Ao dizer que era contra os estrangeiros poderem votar nas eleições locais, ele alegou o risco de ver cantinas se tornando “halal” [que segue os preceitos islâmicos] e piscinas reservadas para mulheres.

“Os políticos misturam tudo para mexer com o medo das pessoas. E depois eu vejo no dia a dia esse medo nos olhos delas, olhares de reprovação para mim, pelo fato de que tenho um emprego, por exemplo...” ele explica. 

“Tenho nacionalidade francesa, servi o Exército, cantei a Marselhesa. Respiro e durmo  a França, sou 100% francês. Mas, para eles, continuo sendo um imigrante. Então o que devo fazer? Cheguei à França bem novinho, fiz todos meus estudos na França, sou um ardoroso defensor da laicidade, sou um homem honesto, então me diga: o que mais preciso fazer para que simplesmente me vejam como um francês?”, ele se revolta.

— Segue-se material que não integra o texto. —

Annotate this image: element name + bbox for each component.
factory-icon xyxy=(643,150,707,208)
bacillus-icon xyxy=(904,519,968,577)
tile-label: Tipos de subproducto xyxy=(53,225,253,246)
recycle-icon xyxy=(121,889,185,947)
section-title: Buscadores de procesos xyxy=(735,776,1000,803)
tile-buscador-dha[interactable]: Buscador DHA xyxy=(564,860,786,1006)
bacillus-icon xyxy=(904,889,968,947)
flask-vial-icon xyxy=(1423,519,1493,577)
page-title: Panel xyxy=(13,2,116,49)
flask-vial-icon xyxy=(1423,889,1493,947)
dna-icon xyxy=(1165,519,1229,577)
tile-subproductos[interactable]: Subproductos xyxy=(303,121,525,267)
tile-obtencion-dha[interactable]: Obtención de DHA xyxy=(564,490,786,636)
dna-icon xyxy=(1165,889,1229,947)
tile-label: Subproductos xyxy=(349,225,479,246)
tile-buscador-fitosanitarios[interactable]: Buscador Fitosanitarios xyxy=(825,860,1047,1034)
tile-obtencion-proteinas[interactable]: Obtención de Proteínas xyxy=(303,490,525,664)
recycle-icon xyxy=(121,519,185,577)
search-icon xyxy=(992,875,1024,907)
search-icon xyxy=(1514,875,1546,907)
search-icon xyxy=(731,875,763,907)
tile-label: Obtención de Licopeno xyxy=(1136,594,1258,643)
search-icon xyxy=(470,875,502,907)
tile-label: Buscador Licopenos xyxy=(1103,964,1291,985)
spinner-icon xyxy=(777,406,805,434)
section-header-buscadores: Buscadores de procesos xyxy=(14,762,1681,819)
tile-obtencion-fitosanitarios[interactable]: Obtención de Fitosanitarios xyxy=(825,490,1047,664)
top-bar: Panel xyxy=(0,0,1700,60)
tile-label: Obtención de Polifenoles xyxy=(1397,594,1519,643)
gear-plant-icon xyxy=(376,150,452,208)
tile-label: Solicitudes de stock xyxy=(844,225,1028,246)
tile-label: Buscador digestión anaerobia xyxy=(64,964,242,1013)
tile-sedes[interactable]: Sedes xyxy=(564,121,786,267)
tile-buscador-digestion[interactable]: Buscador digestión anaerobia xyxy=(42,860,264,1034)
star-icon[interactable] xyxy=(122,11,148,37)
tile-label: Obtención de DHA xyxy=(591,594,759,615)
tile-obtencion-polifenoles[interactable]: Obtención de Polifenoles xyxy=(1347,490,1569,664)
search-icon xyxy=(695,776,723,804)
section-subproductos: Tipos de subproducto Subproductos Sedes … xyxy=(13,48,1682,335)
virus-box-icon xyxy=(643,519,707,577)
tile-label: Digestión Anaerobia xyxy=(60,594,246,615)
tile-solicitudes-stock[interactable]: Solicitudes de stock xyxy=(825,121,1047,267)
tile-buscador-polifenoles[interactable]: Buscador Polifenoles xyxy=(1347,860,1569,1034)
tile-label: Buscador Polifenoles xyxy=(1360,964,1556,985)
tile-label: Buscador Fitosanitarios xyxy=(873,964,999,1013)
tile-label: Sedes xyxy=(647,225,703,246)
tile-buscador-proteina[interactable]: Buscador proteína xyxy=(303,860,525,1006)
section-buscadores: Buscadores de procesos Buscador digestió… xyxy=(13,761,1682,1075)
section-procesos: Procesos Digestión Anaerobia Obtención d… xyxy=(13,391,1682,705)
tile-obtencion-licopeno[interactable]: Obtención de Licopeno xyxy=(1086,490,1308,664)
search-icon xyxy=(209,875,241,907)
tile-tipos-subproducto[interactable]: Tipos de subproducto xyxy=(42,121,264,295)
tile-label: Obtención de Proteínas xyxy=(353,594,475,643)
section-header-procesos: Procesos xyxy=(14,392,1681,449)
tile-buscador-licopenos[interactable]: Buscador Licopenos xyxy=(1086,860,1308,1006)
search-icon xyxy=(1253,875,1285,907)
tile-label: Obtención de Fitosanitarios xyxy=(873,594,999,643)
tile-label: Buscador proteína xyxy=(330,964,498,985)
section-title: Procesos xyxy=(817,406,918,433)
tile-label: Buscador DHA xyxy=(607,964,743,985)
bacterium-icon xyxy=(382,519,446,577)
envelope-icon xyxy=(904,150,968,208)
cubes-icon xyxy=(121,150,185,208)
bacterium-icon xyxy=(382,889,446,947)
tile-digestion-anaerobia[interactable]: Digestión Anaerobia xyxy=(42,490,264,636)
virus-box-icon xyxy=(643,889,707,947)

E diz ainda: “Estou cansado do fato de que sempre só olhem para o passado, inclusive que certos imigrantes ainda se refiram à colonização. Acabou, é preciso seguir em frente, foi isso que ensinei a meus filhos. Mas, toda vez, essas declarações estigmatizantes nos jogam para trás.”

Ele fala sobre seus três filhos: o mais velho trabalha com segurança, a segunda estuda administração e a última está prestando vestibular para literatura. “Não é por mim que isso me magoa. É por eles. Eles adoram a França e não quero que eles passem pelo que passamos, pela discriminação”. 

Em alguns minutos, ele listou os exemplos de jovens com Bac+5 [algo equivalente a um mestrado] que não conseguem encontrar emprego apesar de seus diplomas. “Hoje, meus filhos sonham em ir trabalhar no exterior. Um amigo foi morar na Austrália: lá, seu nome magrebino nunca causou problemas!”, ele conta.

Para a eleição presidencial, ele fez sua escolha: no primeiro turno, votará em François Bayrou. “Porque, ao contrário de François Hollande, ele não promete mundos e fundos. Aqui, desde Mitterrand, não se acreditam em belas promessas. Bayrou é sincero: ele nunca escondeu as dificuldades. E ele tem uma postura presidencial, ele nunca eleva o tom de voz. Ele não procura incitar o ódio entre as pessoas dizendo que umas são melhores que outras”.

“Liberdade, igualdade, fraternidade - acredito nisso. Mas seria bom que houvesse fraternidade também, para que a França reencontrasse seu prestígio”, ele conclui antes de acrescentar: “É um país que possui tantos belos valores, não podemos aceitar que uns poucos os sabotem, falando qualquer coisa.”

"Meus valores para a França” era o título da grande entrevista através da qual Nicolas Sarkozy esboçou sua campanha.